From sex to drugs, peer pressure and teen pregnancy, it can be hard to open up to teens about these topics.

But when we’ve already established a loving and open relationship with our children, those conversations may come a little easier, according to Dr Sandy De Silva, director of services at Family Centre and a clinical psychologist.

“Talk to them, talk to them, talk to them,” says Dr De Silva. “Do it with open-ended questions and help them feel safe and secure coming to you when they need to talk.”

Dr De Silva says that as parents, we know our children best and we can use that knowledge to help us open up conversations that we may not feel comfortable talking about.

“Never underestimate the expertise you have on your own kids. Just knowing the best approaches with them and what they are interested in are some of the best ingredients.”

First, setting the scene can be a good place to start, she says.

“You want to pull upon what you know that gets the best out of your child,” she explains. “What are their interests? If they like going out for dinner, take them out to a restaurant. Or if their interest is motorcross racing, make a day together with them. Paying attention and showing you are interested in them and their interests will help make them feel at ease.”

‘Big talk’

She adds, “Instead of having the ‘big talk’-approach, look for opportunities in everyday conversations to develop a dialogue with your kids.”

Second, Dr De Silva says, keep the lines of communication open and be prepared for what you may learn about your child.
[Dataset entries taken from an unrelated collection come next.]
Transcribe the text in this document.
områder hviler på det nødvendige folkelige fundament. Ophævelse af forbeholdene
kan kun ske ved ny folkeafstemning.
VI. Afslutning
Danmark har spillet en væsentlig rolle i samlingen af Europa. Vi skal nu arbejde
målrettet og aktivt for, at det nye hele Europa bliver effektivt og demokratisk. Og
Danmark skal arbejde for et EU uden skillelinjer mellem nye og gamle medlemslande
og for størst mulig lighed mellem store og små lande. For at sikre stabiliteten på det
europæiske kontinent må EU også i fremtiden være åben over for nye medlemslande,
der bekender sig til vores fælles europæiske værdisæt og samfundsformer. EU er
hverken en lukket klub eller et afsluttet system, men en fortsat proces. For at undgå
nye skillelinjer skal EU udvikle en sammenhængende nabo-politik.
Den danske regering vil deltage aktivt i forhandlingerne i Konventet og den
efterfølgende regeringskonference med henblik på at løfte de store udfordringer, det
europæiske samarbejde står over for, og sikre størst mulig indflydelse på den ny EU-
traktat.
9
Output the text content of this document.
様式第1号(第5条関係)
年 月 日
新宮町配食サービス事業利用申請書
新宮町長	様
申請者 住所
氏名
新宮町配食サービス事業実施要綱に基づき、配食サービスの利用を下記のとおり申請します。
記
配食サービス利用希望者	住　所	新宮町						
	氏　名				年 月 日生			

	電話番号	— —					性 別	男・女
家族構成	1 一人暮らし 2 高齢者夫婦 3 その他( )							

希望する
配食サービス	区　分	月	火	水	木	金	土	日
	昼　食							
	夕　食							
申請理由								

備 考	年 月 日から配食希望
“Anticipate that you are going to bring different thoughts and feelings to the conversation,” she advises. “Particularly with a sensitive topic you have to remember that you have been likely preparing yourself for a while. You are already clear about your values surrounding the topic, have practised the lines and have decided what values you are going to reinforce. Then, when you approach your teen, they may not have had that much time to prepare their thoughts.”

Give them the option to have time to think about their own beliefs but recognize that some of the topics may elicit strong emotions.

“Go into the conversation knowing that your child may react,” adds Dr De Silva. “Use your own coping skills for self-regulating and keep yourself in check.

“Raw emotions are okay and it’s okay to give them some time to get all those emotions out. Then make sure to normalize it. Keep a sense of humour and don’t be afraid to talk about your own discomfort about the conversation.”

Dr De Silva says that the way we as parents react when discussing difficult conversations is a great way to show children how to manage future confrontations.

And, she adds: “Never not let the communication happen because you’re afraid of how your child will act.

“Avoiding these conversations sends the message that these topics are taboo and sends negative signals to your child. If you don’t speak to them they will get the information from some place else.”

Once things have settled down, and if your child wants time to think about their feelings about the conversation, Dr De Silva says make sure to follow up.

“Consistency shows that you care enough and shows them that you are serious about the conversation. Part of them will be looking for you to come back and open up that communication with them,” she says.

In the end, she says it’s important to establish some rules and limits surrounding issues such as sex, drugs and alcohol.

“Have a greater awareness for the topics and reach some rules for your child.”